Inside the Liberal Arts Campus Art Gallery lies a room illuminated by a TV, where on screen a video of a girl brandishing a lighter, watercolor paper, an aluminum tin and soil.

This video, part of the 2023 Long Beach City College Student Art Exhibition, is much different from the traditional art pieces hung on the walls.

Death to old you, hello new me is what artist Ash Pangelinan described in her poem she incorporated in her performance art piece ‘Release’. 

The piece is an homage to the death of her old self and welcoming a better version of herself through the act of a creative yet powerful self expression.

Pangelinan described the process in her performance as releasing her old habits and negativity fueled with past traumas and creating a better, evolved version of herself. 

“I’m a lot more confident, I love myself so much more. For the past six years I was in a relationship. I don’t think I was a human, I was a shell and since then I have been building myself up very slowly. It takes time,” Pangelinan said. 

“I was very nervous when I did this piece. I didn’t think people would resonate with it. But I did it, and I’m so happy and proud of myself for not allowing the fear to stop me.” 

Abraham Pacheco, a photography student and admirer of Pangelinan’s work noted some of his favorite aspects of her piece.

“I love it. When I look at the screen she looks like she is in pain ripping the paper. There’s these little things that she does where it almost hurts her to do it, which I understand would hurt me too,” Pacheco said.

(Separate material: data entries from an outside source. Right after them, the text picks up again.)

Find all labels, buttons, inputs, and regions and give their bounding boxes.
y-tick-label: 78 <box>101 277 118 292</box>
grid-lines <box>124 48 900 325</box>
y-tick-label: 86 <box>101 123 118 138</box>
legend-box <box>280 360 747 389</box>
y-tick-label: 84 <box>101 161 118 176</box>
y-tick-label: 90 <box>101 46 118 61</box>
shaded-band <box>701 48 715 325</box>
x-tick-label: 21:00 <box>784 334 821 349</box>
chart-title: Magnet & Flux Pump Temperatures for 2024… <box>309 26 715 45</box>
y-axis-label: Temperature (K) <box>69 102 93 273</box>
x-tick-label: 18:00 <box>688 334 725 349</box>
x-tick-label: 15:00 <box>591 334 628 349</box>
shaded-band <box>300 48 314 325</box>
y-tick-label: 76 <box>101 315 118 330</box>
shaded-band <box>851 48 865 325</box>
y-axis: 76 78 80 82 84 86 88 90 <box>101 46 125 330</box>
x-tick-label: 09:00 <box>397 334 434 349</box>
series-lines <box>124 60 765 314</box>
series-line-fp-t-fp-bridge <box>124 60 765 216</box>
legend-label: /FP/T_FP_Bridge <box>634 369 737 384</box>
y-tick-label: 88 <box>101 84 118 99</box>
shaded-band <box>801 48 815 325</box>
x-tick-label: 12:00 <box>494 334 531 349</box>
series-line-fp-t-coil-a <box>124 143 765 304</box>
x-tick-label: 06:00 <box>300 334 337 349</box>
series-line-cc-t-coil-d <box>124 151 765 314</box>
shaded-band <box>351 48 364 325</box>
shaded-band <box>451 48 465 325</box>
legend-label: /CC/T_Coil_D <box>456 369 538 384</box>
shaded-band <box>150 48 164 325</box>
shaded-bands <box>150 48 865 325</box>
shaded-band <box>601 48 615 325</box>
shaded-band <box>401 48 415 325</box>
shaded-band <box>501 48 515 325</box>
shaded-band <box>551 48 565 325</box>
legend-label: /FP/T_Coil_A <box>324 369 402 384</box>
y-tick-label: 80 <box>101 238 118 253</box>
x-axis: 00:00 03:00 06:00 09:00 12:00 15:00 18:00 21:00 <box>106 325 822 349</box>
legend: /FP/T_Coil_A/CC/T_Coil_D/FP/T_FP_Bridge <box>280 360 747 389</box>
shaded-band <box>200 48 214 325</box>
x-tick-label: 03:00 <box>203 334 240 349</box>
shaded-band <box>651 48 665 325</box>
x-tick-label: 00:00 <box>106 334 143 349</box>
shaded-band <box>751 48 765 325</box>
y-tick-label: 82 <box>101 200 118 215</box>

“There’s this creation and destruction aspect of it. From destruction comes perfection.”

Everything, including her dress and each item present in the video had personal symbolic meanings to Pangelinan.

“This performance piece signifies death and rebirth. I wore all black because I was attending my own funeral. All of the lives that I have lived and want to release, I’m releasing,” Pangelinan said.

“The red tape represents blood, and the cyanotype that I used was pictures of me and portraits of myself. It was me bonding myself together. That was what the ripping up and putting back together represents.”

Pangelinan recites her poem in a stern, direct voiceover throughout the video as a way to urge her to rip up the watercolor paper. 

She then takes the lighter and burns each piece as it is put into an aluminum tin and buried in soil, which she sourced from her great grandmother.  Soon afterwards the pieces are put back together with red tape, signifying rebirth. 

“The voice in the background was me guiding myself through the process. I’m moving myself through the healing process,” Pangelinan said. “It’s so funny, I don’t speak to myself very nicely. When I do talk to myself it’s very stern.”

This metamorphosis-like art performance inspired Pangelinan to change for the better, as she said the heart wrenching breakups both platonically and romantically catapulted her to immerse herself in art and photography, resulting in her release art performance.